Ce n’est pas seulement une question d’esthétique ou de désespoir existentiel face à notre monde capitaliste moderne fait de plastique — il y a aussi un aspect très pratique : pour le vélo, c’est horrible. Les déchets s’enroulent dans les roues, ça pue (les animaux morts sur le bord de la route sentent atrocement !). Une fois, en roulant près d’un âne mort, un passant nous a joyeusement mimé comment l’animal avait mangé du plastique, qui s’était enroulé autour de ses intestins et avait causé sa mort. Ajoutez à cela les innombrables bouteilles remplies d’urine sur le bas-côté (je le sais parce que c’est une pratique mondiale chez les chauffeurs routiers), et vous avez le tableau complet.
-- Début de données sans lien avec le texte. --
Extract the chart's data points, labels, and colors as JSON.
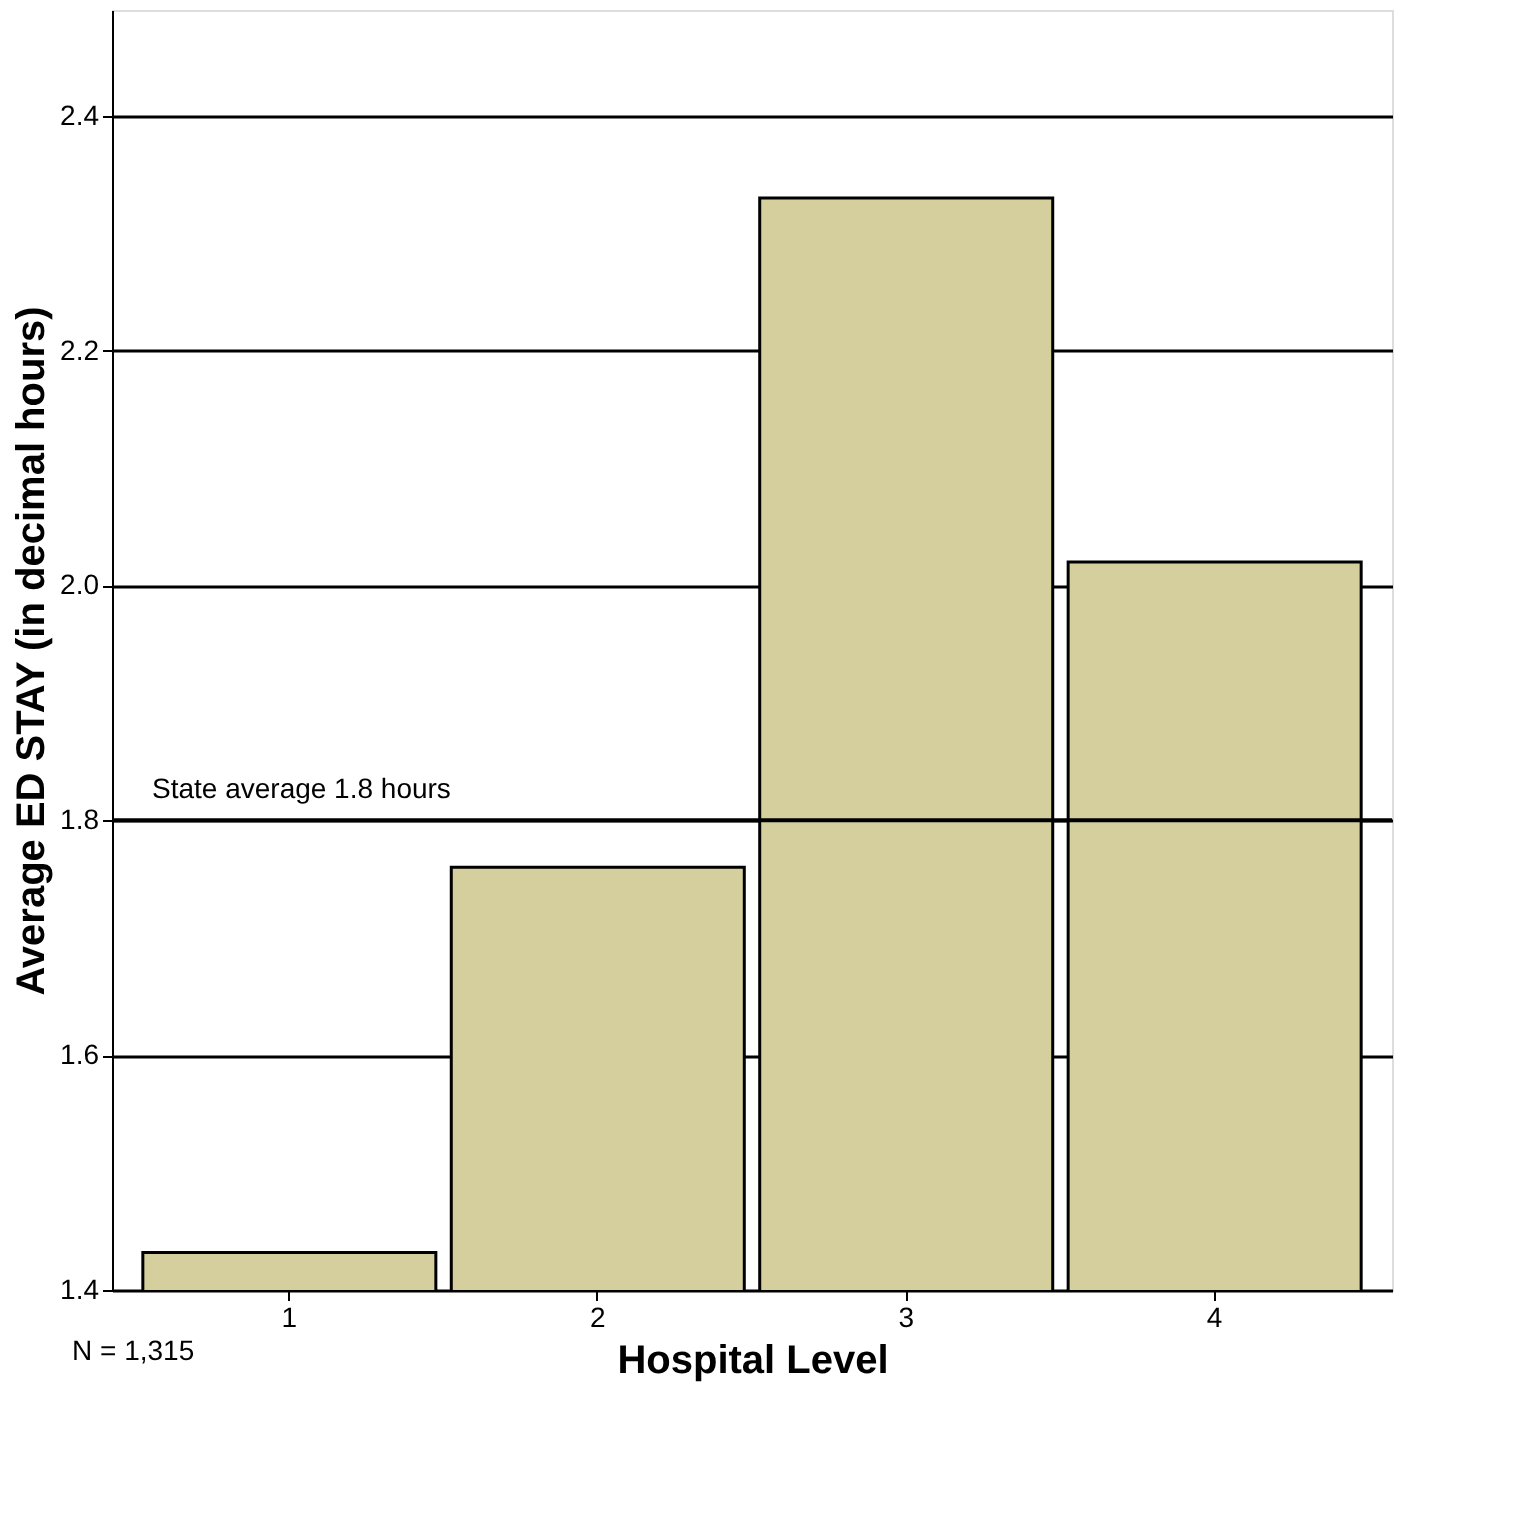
{
  "chart_data": {
    "type": "bar",
    "categories": [
      "1",
      "2",
      "3",
      "4"
    ],
    "values": [
      1.432,
      1.76,
      2.33,
      2.02
    ],
    "color": "#d4cf9c",
    "xlabel": "Hospital Level",
    "ylabel": "Average ED STAY (in decimal hours)",
    "ylim": [
      1.4,
      2.49
    ],
    "yticks": [
      1.4,
      1.6,
      1.8,
      {
        "value": 2.0,
        "label": "2.0"
      },
      2.2,
      2.4
    ],
    "grid": "y",
    "ref_lines": [
      {
        "axis": "y",
        "value": 1.8,
        "label": "State average 1.8 hours"
      }
    ],
    "annotations": [
      "N = 1,315"
    ]
  }
}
BISKELET!! — les enfants étaient en extase devant une telle machine

Wadi Rum

Si l’on combine tout cela — dénivelé difficile, forte urbanisation, odeur d’essence et de pourriture, klaxons constants, contrôles réguliers de documents (avec des questions très détaillées sur qui nous étions et quel était notre itinéraire) — faire du vélo en Jordanie, ce n’est pas génial.
Les choses sont très différentes en Arabie saoudite, mais nous en parlerons dans un article dédié.
Il est toutefois très important de souligner que la Jordanie est un pays incroyablement beau et diversifié, avec une cuisine exceptionnelle, une histoire et une culture riches, un patrimoine architectural impressionnant, et des habitants chaleureux et accueillants. En revanche, ce n’est clairement pas le meilleur pays pour le cyclotourisme. La Jordanie nous a déçus comme destination cycliste, pas comme pays.
Dans les prochains articles, je parlerai plus en détail des lieux que nous avons visités. Pour ce qui est du retour général sur le vélo — c’est tout. Et, encore une fois, n’hésitez pas à nous contacter si vous avez la moindre question, ou si vous souhaitez partager votre propre expérience — nous serons ravis de vous lire.
N’hésitez pas à nous contacter ou à laisser un commentaire — nous serions ravis de découvrir votre expérience ou vos impressions.
Enfin et surtout…
Un immense, infini MERCI à toutes celles et ceux qui ont rendu ce voyage inoubliable, qui ont partagé leurs histoires, nous ont accueillis et nourris, et ont remué ciel et terre pour nous aider quand nous en avions besoin : Anastasia, Alaa et sa famille, Sleeman avec Nour et Sanah, Abu Ahmed, Noar, et tant d’autres dont j’ai mal entendu ou pas retenu le prénom, et que j’étais trop gênée de le reconnaître. Et aussi tous ceux avec qui le contact a été trop bref pour que nous ayons même le temps d’échanger nos noms.